Today, LinkedIn announced its acquisition of Bright for an announced $120 million. Bright, the fastest growing online career destination and third largest overall job board, which generates approximately 72 million unique monthly visitors in a highly competitive, highly fragmented industry. This acquisition came only three years after the company's founding, and only a few months after it raised its final $19 million round of Series D funding.
"We decided to join LinkedIn because of what we lacked – the ability to apply this technology across the entire economy," said Bright founder Eduardo Vivas. "We share LinkedIn’s passion for connecting talent with opportunity at massive scale. And we agree that the old models for online recruiting are hopelessly broken."
Parker Boarille, VP of Product at LinkedIn, claims that the acquisition was shaped over a similar shared vision, echoing the altruistic sentiment behind "connecting talent with opportunity," but corporate messaging aside, Boarille alluded to what was really behind the acquisition.
"We’ve invested a lot of time and energy into developing products like “Jobs You May Be Interested In” and LinkedIn Recruiter that use data to match members with the right opportunities and employers with the right prospects at scale."

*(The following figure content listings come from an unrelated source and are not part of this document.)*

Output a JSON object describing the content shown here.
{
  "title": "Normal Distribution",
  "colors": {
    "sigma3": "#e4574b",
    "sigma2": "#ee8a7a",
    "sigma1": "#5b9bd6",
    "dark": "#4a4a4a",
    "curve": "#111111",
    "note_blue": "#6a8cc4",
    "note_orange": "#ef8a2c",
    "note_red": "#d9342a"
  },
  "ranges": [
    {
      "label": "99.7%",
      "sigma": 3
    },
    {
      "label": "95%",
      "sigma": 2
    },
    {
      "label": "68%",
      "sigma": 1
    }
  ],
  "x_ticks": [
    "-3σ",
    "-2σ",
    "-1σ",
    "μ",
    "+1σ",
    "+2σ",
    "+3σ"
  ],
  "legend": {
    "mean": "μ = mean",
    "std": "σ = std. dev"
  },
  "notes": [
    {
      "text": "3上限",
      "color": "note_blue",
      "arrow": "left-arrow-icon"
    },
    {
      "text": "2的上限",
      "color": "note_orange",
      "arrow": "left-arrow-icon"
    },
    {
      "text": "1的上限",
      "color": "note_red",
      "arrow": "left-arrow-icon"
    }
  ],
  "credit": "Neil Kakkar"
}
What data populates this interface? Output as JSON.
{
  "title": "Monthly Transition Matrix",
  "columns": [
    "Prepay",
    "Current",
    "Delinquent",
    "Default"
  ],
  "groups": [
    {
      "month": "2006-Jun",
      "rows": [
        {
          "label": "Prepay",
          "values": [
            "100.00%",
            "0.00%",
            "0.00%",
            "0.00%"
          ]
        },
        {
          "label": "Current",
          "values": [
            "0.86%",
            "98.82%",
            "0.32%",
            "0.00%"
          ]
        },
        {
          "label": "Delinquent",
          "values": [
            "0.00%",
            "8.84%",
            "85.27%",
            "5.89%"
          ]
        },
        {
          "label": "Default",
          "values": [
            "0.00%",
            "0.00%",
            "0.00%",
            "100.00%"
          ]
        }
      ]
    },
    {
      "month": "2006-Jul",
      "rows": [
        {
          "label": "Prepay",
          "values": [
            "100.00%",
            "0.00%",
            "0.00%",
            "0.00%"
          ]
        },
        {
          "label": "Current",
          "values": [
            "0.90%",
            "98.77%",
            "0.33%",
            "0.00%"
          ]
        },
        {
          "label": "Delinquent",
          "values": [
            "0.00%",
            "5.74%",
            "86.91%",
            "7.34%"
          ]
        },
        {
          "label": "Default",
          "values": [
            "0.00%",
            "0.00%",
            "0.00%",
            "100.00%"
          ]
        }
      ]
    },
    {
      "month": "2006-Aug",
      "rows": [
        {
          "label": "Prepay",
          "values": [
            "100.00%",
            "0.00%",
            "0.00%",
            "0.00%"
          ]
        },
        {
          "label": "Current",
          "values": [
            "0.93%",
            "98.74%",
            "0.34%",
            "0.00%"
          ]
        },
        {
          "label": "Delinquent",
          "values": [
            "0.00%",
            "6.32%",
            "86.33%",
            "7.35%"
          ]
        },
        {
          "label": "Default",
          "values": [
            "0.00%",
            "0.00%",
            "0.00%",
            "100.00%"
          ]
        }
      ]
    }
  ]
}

Back in December, I spoke with Eric Owski, VP of Strategy for Bright (well played, by the way), and was incredibly impressed by their underlying data science and algorithmic approach to talent matching. As I wrote in that post, their underlying technology, Bright Score, indicates, on a scale of 0-100, how closely a candidate’s resume matches a job description.
The result of an 18 month comprehensive study covering millions of job and resume pairing – and insight from real recruiting leaders to add qualitative data and context, utilizing a proprietary matching algorithm provides a powerful tool for candidate sourcing, screening, and self selection.
That the Bright Score will inevitably be a core part of the "Jobs You Might Like" feature for LinkedIn users and a capability that will be easily moved from resumes to profiles to pretty easily see which candidates work best, and this will be a key selling point to increasing their market share to employers while also making a move to put job boards out of business.
But as Owski freely admitted, Bright wasn't actually designed as anything more than an experiment - it wasn't founded as a recruiting company, but instead, a data science company, and recruiting was simply the challenge to which they decided to apply, tweak and refine their formula. The real play for LinkedIn - and implications for the entire HR tech industry - extend far beyond recruiting.
“We’ve designed something much larger than just a job destination,” Owski said in December. “Bright Score is capable of giving companies a lot of intelligence on their existing workforce, too. We’re interested in matching people with the right jobs, and we see helping companies identify internal talent for roles as being part of what our data science delivers. Brightscore will be our engine, but the possibilities will be endless.”
Look for a move from LinkedIn to move from recruiting destination to competing in the larger integrated talent management picture sometime in the next 12-18 months. In the meantime, the good news for competitors is that this acquisition clearly signals LinkedIn doesn't think resumes or job boards are dead, either.